One of the latest meldings of Ford's real and adopted families are William and Naomi Royalty, residents of McDowell Place, an assisted-living facility in Danville.
As she does for her other clients, Ford sits with the couple overnight and in the early morning, providing basic needs such as making sure medications are taken on time, helping with baths, helping prepare in-room meals, assisting with clothing and dressing, and doing some light cleaning.
More than a paycheck
For these chores, Ford says she gets a lot more than a paycheck.
"The Royalties are such sweet, special people, and that makes taking care of them a pleasure, not work," she says. "I feel like a longtime friend, even kind of like a daughter."
Naomi Royalty has similar kind things to say about Ford.
"We have come to know Jeanene in our senior years, and she not only has helped us with our everyday lives but also in emergencies, or whatever needs to be done," Royalty says. "She is the epitome of a blessing."
Ford counts her mother's family as her blessing. Born to the late William "Bunny" Davis, a prominent, popular and legendary Danville athlete, community leader and public servant, and Alma McCowan of Danville, she was taken under the wings of her grandmother and others in the McCowan clan.
"The McCowans taught me the value of caring for other people," she says. "They did caregiving for a living, but it also was their own way of life."
Ford also appreciated the Davis side of her family, especially her half-brother and two half-sisters. "I dearly love my half-brother John Davis.

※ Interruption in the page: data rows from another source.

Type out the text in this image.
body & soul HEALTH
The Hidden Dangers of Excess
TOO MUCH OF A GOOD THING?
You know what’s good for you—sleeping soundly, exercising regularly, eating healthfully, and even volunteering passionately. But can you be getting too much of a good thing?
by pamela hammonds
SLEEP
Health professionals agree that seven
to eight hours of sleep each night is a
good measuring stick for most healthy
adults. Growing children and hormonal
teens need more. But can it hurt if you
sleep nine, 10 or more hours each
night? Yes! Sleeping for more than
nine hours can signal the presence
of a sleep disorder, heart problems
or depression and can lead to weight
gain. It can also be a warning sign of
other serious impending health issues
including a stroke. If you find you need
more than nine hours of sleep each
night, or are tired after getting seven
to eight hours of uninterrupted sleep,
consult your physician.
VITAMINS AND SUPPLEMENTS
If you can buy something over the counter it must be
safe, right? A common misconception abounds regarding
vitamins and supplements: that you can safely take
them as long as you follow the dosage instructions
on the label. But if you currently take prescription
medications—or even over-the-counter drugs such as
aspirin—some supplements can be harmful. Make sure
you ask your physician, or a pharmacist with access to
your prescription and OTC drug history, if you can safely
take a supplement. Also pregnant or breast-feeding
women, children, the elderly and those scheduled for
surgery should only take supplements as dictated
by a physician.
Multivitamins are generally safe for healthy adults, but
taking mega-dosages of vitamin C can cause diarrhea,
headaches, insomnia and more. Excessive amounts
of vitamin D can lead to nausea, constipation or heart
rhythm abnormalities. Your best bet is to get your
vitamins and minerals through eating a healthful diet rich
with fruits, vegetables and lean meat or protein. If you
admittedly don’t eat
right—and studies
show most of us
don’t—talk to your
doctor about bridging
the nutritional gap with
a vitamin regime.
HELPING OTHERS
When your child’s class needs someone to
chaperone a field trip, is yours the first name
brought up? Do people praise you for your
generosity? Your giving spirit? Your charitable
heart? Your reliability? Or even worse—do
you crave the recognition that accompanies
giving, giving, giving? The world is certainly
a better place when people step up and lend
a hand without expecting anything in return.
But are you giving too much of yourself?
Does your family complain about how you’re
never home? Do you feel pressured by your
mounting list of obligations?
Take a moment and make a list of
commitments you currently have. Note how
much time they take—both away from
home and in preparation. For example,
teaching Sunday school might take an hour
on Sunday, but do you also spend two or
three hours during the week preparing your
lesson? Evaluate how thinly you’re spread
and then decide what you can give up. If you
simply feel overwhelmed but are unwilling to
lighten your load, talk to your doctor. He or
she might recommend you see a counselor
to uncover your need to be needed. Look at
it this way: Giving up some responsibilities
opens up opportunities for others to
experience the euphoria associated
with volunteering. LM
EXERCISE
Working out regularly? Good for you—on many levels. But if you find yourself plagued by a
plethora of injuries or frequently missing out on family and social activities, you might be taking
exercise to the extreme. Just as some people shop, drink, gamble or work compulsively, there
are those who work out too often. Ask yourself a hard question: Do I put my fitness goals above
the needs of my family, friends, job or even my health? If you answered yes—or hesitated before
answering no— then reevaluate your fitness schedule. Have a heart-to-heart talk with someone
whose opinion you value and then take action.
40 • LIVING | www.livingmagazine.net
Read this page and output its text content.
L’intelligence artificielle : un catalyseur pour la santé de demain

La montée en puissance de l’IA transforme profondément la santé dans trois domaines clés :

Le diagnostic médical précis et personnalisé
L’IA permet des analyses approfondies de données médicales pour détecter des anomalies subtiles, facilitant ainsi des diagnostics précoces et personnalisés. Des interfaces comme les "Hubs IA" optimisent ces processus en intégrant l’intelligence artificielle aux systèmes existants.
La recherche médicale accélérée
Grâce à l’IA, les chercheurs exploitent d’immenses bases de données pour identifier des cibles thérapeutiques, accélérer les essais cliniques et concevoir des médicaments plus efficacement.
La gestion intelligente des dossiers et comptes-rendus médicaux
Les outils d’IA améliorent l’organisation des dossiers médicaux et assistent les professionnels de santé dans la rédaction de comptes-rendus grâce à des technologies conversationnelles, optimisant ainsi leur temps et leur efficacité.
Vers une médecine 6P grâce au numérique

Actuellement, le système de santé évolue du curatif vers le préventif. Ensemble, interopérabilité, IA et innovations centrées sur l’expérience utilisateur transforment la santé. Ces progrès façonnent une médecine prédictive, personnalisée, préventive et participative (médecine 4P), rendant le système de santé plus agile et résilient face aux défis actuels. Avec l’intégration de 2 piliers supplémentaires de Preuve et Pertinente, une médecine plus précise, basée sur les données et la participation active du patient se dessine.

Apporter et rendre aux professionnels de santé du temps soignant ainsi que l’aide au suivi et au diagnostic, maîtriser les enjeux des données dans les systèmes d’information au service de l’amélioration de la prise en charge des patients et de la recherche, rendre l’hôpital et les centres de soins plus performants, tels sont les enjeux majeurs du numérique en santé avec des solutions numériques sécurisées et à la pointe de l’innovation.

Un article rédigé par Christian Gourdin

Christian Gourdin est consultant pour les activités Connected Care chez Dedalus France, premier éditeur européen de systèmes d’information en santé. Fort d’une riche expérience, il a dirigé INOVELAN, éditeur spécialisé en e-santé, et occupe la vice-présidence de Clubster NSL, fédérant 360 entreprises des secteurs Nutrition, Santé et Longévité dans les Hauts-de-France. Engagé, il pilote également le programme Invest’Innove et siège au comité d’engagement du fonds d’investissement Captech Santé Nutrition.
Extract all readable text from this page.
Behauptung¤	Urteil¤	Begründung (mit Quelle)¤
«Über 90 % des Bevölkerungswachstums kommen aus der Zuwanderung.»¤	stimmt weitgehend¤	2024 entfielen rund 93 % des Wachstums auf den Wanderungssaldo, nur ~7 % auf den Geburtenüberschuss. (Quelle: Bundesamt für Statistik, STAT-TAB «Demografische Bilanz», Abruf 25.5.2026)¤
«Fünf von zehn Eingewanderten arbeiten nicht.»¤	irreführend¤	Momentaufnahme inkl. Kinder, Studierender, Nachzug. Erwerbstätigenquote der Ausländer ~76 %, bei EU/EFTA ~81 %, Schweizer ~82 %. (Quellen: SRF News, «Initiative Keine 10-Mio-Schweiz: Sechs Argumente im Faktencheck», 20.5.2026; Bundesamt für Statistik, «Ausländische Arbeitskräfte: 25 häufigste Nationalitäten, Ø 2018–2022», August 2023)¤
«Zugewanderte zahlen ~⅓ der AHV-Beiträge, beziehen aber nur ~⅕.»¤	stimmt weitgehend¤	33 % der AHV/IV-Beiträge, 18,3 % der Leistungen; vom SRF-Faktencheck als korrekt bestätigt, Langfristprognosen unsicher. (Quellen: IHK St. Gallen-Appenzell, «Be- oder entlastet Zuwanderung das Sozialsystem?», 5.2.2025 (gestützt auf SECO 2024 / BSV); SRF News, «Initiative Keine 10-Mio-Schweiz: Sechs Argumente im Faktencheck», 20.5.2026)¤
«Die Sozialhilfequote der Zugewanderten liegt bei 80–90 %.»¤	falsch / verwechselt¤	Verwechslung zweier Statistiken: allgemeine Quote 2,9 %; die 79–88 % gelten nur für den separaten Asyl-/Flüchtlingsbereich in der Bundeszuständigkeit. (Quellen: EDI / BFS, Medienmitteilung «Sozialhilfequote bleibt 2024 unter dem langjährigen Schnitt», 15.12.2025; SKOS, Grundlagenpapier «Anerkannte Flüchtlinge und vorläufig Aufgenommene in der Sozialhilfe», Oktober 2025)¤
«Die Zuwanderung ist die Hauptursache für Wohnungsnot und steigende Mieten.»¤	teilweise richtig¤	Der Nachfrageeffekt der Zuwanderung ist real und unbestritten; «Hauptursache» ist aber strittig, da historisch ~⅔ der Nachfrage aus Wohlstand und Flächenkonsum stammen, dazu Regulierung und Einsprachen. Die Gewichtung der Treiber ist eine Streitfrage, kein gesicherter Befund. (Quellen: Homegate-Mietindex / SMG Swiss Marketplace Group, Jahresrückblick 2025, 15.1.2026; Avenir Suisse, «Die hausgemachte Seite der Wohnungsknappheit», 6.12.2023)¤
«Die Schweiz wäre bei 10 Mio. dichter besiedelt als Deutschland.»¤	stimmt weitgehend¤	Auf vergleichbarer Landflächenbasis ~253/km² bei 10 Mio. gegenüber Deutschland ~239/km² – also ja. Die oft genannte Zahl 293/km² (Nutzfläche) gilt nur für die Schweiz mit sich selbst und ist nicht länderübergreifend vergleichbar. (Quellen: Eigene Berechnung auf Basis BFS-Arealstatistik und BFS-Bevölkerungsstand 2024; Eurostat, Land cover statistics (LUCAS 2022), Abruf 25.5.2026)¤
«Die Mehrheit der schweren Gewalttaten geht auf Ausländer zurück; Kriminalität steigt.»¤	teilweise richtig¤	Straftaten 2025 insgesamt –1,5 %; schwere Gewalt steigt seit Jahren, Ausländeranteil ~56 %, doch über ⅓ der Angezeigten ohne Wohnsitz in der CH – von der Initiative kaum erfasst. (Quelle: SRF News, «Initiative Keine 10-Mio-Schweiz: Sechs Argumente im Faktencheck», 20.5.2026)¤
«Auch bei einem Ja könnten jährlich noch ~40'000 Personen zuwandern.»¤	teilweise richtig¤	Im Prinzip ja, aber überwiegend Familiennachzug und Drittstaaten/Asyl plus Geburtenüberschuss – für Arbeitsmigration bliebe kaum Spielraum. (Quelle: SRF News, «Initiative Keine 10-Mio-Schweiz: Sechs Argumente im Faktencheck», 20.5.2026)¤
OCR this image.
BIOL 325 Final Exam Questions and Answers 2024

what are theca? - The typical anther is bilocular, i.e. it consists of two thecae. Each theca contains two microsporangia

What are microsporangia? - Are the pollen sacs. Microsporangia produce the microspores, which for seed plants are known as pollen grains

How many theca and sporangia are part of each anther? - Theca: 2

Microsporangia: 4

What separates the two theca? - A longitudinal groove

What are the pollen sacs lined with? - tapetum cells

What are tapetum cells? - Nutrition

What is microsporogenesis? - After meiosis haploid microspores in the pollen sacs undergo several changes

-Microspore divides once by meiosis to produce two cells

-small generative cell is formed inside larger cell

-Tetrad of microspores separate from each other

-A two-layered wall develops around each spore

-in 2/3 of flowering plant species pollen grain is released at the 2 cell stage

I still call him 'Snooks' to this day," she says with a laugh.
After graduating from Danville High School in 1971, Ford attended Kentucky Business College and then landed a job as a dispatcher with Danville Police Department. She worked for the department for 13 years and left in 1992 when she was feeling "burn-out real bad."
She then turned what had been a side job into a full-time career.
"I had been doing some caregiving on a part-time basis since I was 20," she says. "When I left the department, I didn't have to think twice about what I was going to do for a permanent job. And I got my education for this job - my degree, you might even say - from my grandmother and mother."
Ford has worked for numerous Danville individuals, couples and families over the years, and the list includes several prominent people, such as the late Cecil Dulin Wallace, a noted preservationist, and the late Helen Davis, a leader in local education.
"Dulie was a very special, very interesting person, and Mrs. Davis, as prominent and smart a lady as she was, was so down-to-earth, sweet and kind to me," says Ford. "I was with Mrs. Davis for six years, and she treated me like I was a friend, not like I was an employee, and that's the kind of experience that has made caregiving such a wonderful vocation."
What has continually impressed and sometimes even surprised Ford has been not only the warmth and friendliness of her clients but also their almost immediate acceptance of her.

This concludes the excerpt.